Mitochondria and Acute Leukemia: A Clinician’s Perspective

Author:

Iyer Prasad12ORCID,Jasdanwala Shaista Shabbir3,Bhatia Karanpreet4,Bhatt Shruti3ORCID

Affiliation:

1. Children’s Blood and Cancer Centre, KK Women’s and Children’s Hospital, Singapore 229899, Singapore

2. Duke-NUS Medical School, Singapore 169857, Singapore

3. Department of Pharmacy, National University of Singapore, Singapore 119077, Singapore

4. Department of Hematology and Medical Oncology, School of Medicine, Winship Cancer Institute, Emory University, Atlanta, GA 30322, USA

Abstract

Acute leukemia is a group of aggressive hematological malignancies, with acute lymphoblastic leukemia (ALL) and acute myeloid leukemia (AML) being the most common types. The biology of acute leukemia involves complex genetic and epigenetic alterations that lead to uncontrolled cell proliferation and resistance to apoptosis. Mitochondrial dysfunction is a feature of acute leukemia that results in altered energy production, unregulated cell death pathways, and increased cancer cell survival.
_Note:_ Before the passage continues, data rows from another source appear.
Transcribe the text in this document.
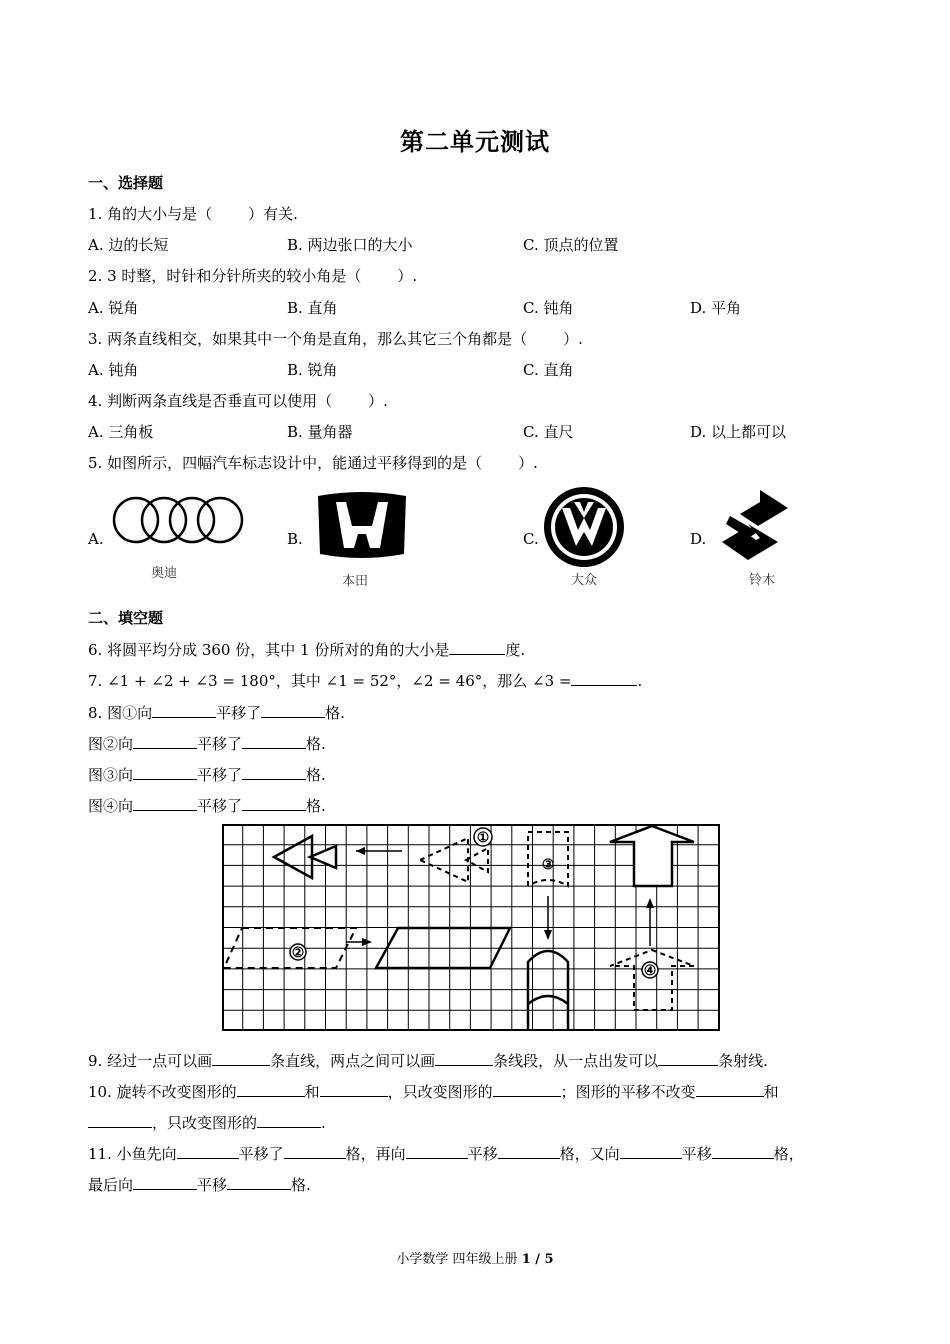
第二单元测试
一、选择题
1. 角的大小与是（ ）有关.
A. 边的长短	B. 两边张口的大小	C. 顶点的位置
2. 3 时整，时针和分针所夹的较小角是（ ）.
A. 锐角	B. 直角	C. 钝角	D. 平角
3. 两条直线相交，如果其中一个角是直角，那么其它三个角都是（ ）.
A. 钝角	B. 锐角	C. 直角
4. 判断两条直线是否垂直可以使用（ ）.
A. 三角板	B. 量角器	C. 直尺	D. 以上都可以
5. 如图所示，四幅汽车标志设计中，能通过平移得到的是（ ）.
A.
奥迪
B.
本田
C.
大众
D.
铃木
二、填空题
6. 将圆平均分成 360 份，其中 1 份所对的角的大小是	度.
7. ∠1 + ∠2 + ∠3 = 180°，其中 ∠1 = 52°，∠2 = 46°，那么 ∠3 =	.
8. 图①向	平移了	格.
图②向	平移了	格.
图③向	平移了	格.
图④向	平移了	格.
①
③
②
④
9. 经过一点可以画	条直线，两点之间可以画	条线段，从一点出发可以	条射线.
10. 旋转不改变图形的	和	，只改变图形的	；图形的平移不改变	和
，只改变图形的	.
11. 小鱼先向	平移了	格，再向	平移	格，又向	平移	格，
最后向	平移	格.
小学数学 四年级上册 1 / 5
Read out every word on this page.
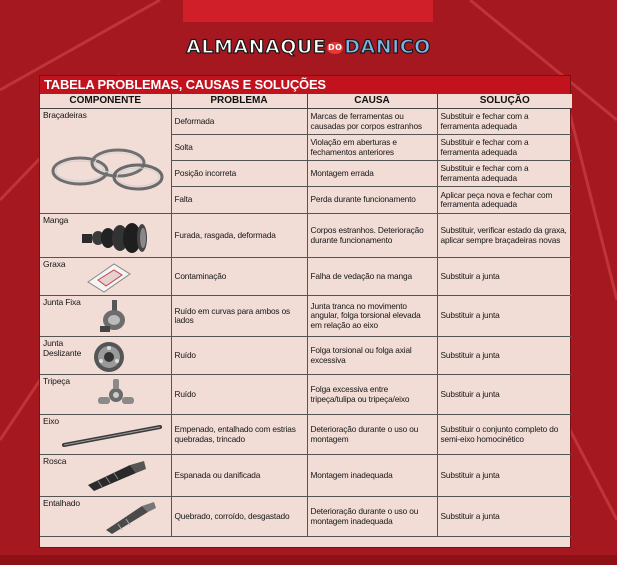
ALMANAQUE DODANICO
TABELA PROBLEMAS, CAUSAS E SOLUÇÕES
COMPONENTE	PROBLEMA	CAUSA	SOLUÇÃO

Braçadeiras	Deformada	Marcas de ferramentas ou causadas por corpos estranhos	Substituir e fechar com a ferramenta adequada
	Solta	Violação em aberturas e fechamentos anteriores	Substituir e fechar com a ferramenta adequada
	Posição incorreta	Montagem errada	Substituir e fechar com a ferramenta adequada
	Falta	Perda durante funcionamento	Aplicar peça nova e fechar com ferramenta adequada

Manga	Furada, rasgada, deformada	Corpos estranhos. Deterioração durante funcionamento	Substituir, verificar estado da graxa, aplicar sempre braçadeiras novas

Graxa	Contaminação	Falha de vedação na manga	Substituir a junta

Junta Fixa	Ruído em curvas para ambos os lados	Junta tranca no movimento angular, folga torsional elevada em relação ao eixo	Substituir a junta

Junta Deslizante	Ruído	Folga torsional ou folga axial excessiva	Substituir a junta

Tripeça	Ruído	Folga excessiva entre tripeça/tulipa ou tripeça/eixo	Substituir a junta

Eixo	Empenado, entalhado com estrias quebradas, trincado	Deterioração durante o uso ou montagem	Substituir o conjunto completo do semi-eixo homocinético

Rosca	Espanada ou danificada	Montagem inadequada	Substituir a junta

Entalhado	Quebrado, corroído, desgastado	Deterioração durante o uso ou montagem inadequada	Substituir a junta
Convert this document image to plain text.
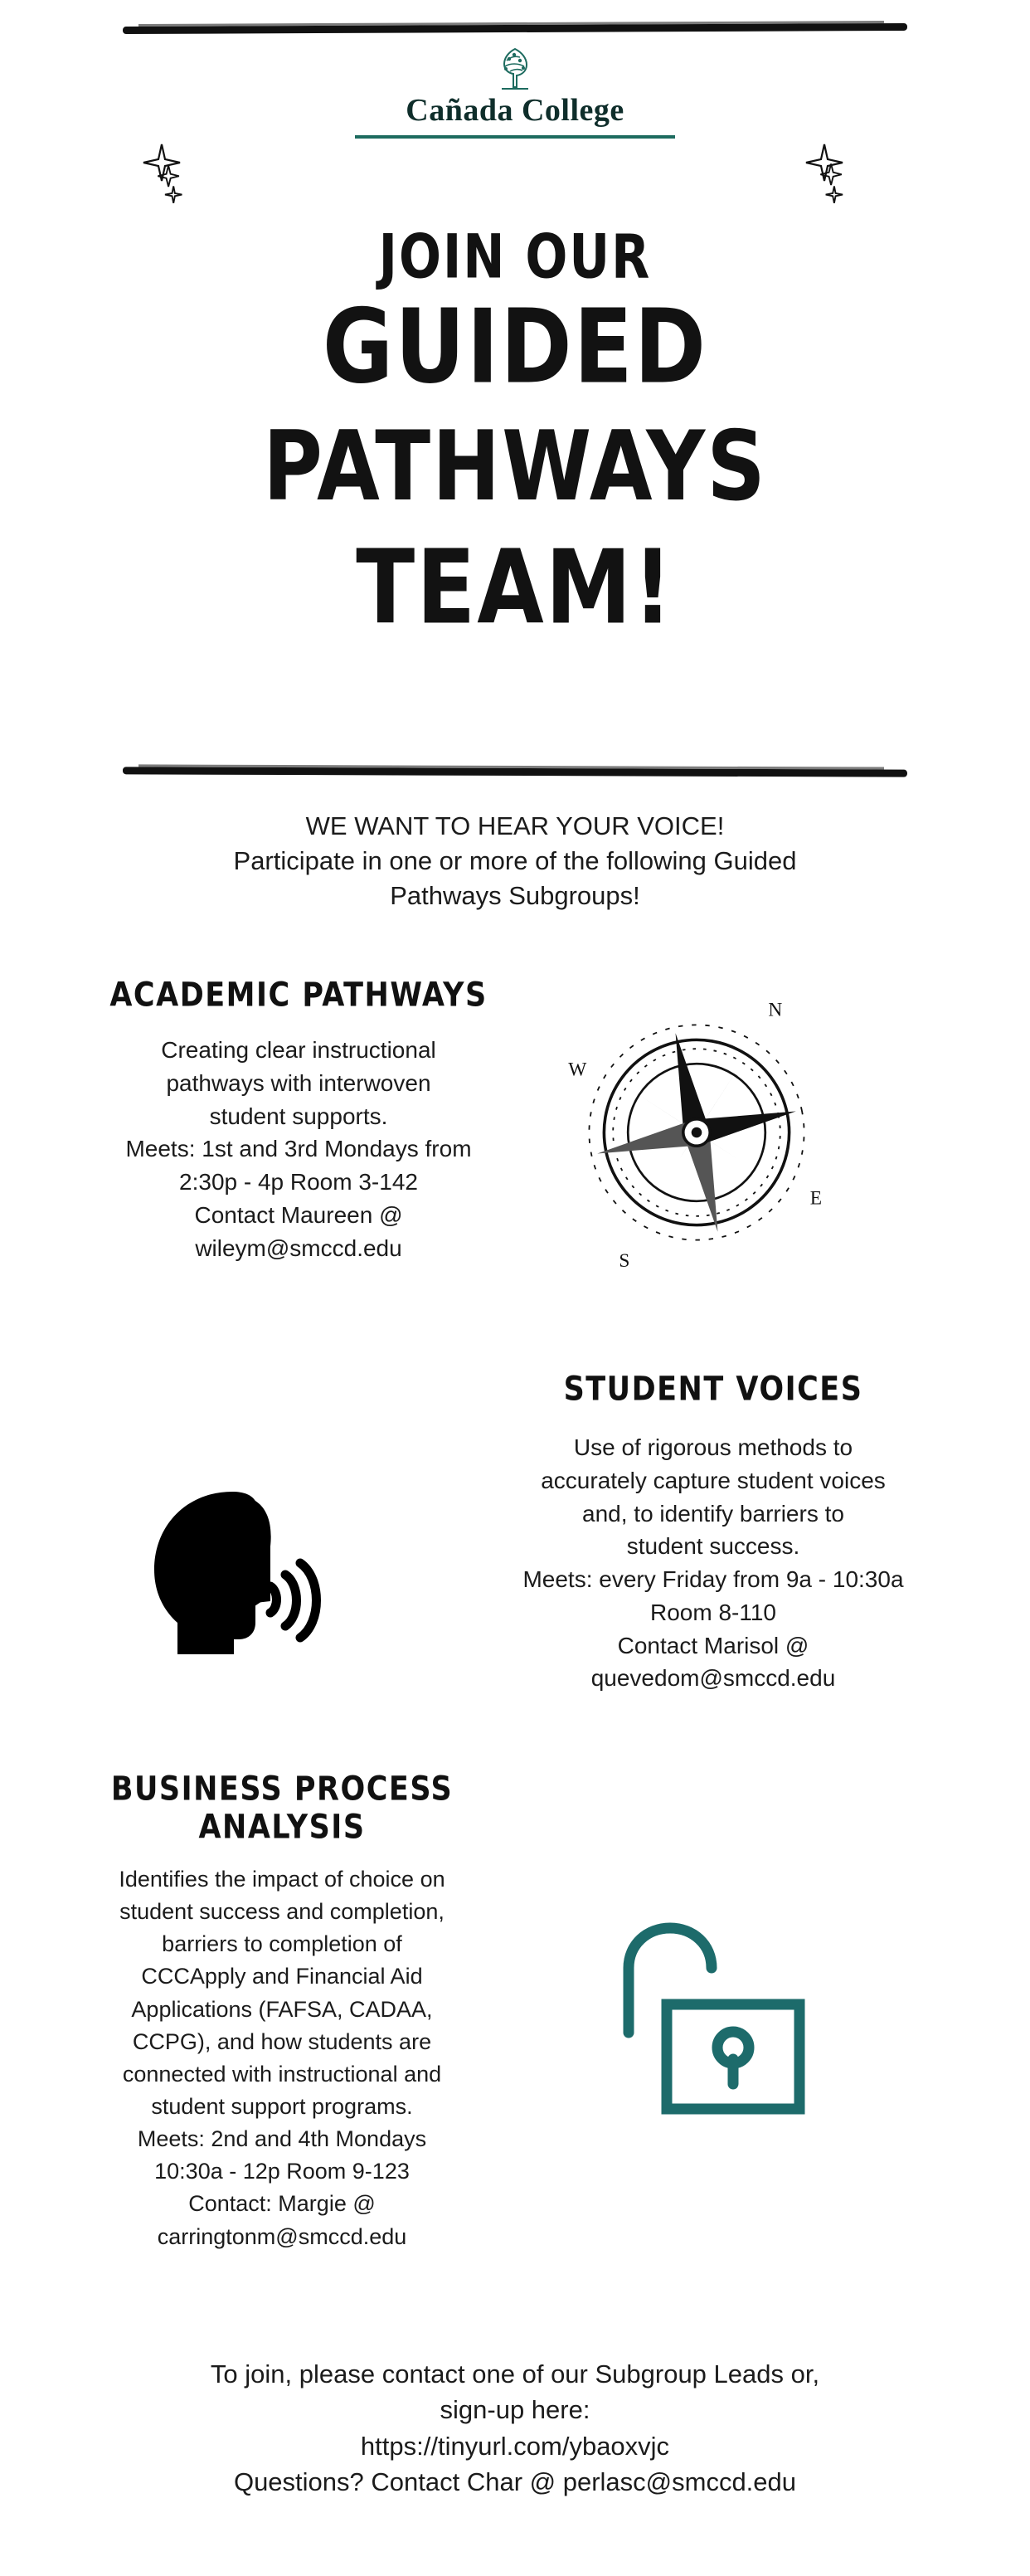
Cañada College
JOIN OUR
GUIDED
PATHWAYS
TEAM!
WE WANT TO HEAR YOUR VOICE!
Participate in one or more of the following Guided
Pathways Subgroups!
ACADEMIC PATHWAYS
Creating clear instructional
pathways with interwoven
student supports.
Meets: 1st and 3rd Mondays from
2:30p - 4p Room 3-142
Contact Maureen @
wileym@smccd.edu
N
W
E
S
STUDENT VOICES
Use of rigorous methods to
accurately capture student voices
and, to identify barriers to
student success.
Meets: every Friday from 9a - 10:30a
Room 8-110
Contact Marisol @
quevedom@smccd.edu
BUSINESS PROCESS ANALYSIS
Identifies the impact of choice on
student success and completion,
barriers to completion of
CCCApply and Financial Aid
Applications (FAFSA, CADAA,
CCPG), and how students are
connected with instructional and
student support programs.
Meets: 2nd and 4th Mondays
10:30a - 12p Room 9-123
Contact: Margie @
carringtonm@smccd.edu
To join, please contact one of our Subgroup Leads or,
sign-up here:
https://tinyurl.com/ybaoxvjc
Questions? Contact Char @ perlasc@smccd.edu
Apoptosis, particularly via the mitochondrial pathway, is crucial for cellular homeostasis and cancer prevention. In acute leukemia, disruption of apoptosis is pivotal in disease development and progression, with elevated levels of anti-apoptotic proteins conferring a survival advantage to leukemia cells and promoting resistance to conventional therapies. Targeting mitochondrial apoptosis using BH3 mimetics and anti-apoptotic protein inhibitors is a viable therapeutic strategy. Alterations in the mitochondrial membrane potential, metabolism, and dynamics also contribute to the pathogenesis of acute leukemia. Continued research is vital for developing novel therapies and enhancing survival outcomes in patients with acute leukemia while minimizing the long-term adverse effects of treatment. In this narrative review, we provide a birds-eye view of the available scientific literature on the importance of mitochondria in acute leukemia, and discuss the role of BH3 mimetics in targeting the mitochondrial internal apoptotic machinery.

Publisher

MDPI AG

Reference70 articles.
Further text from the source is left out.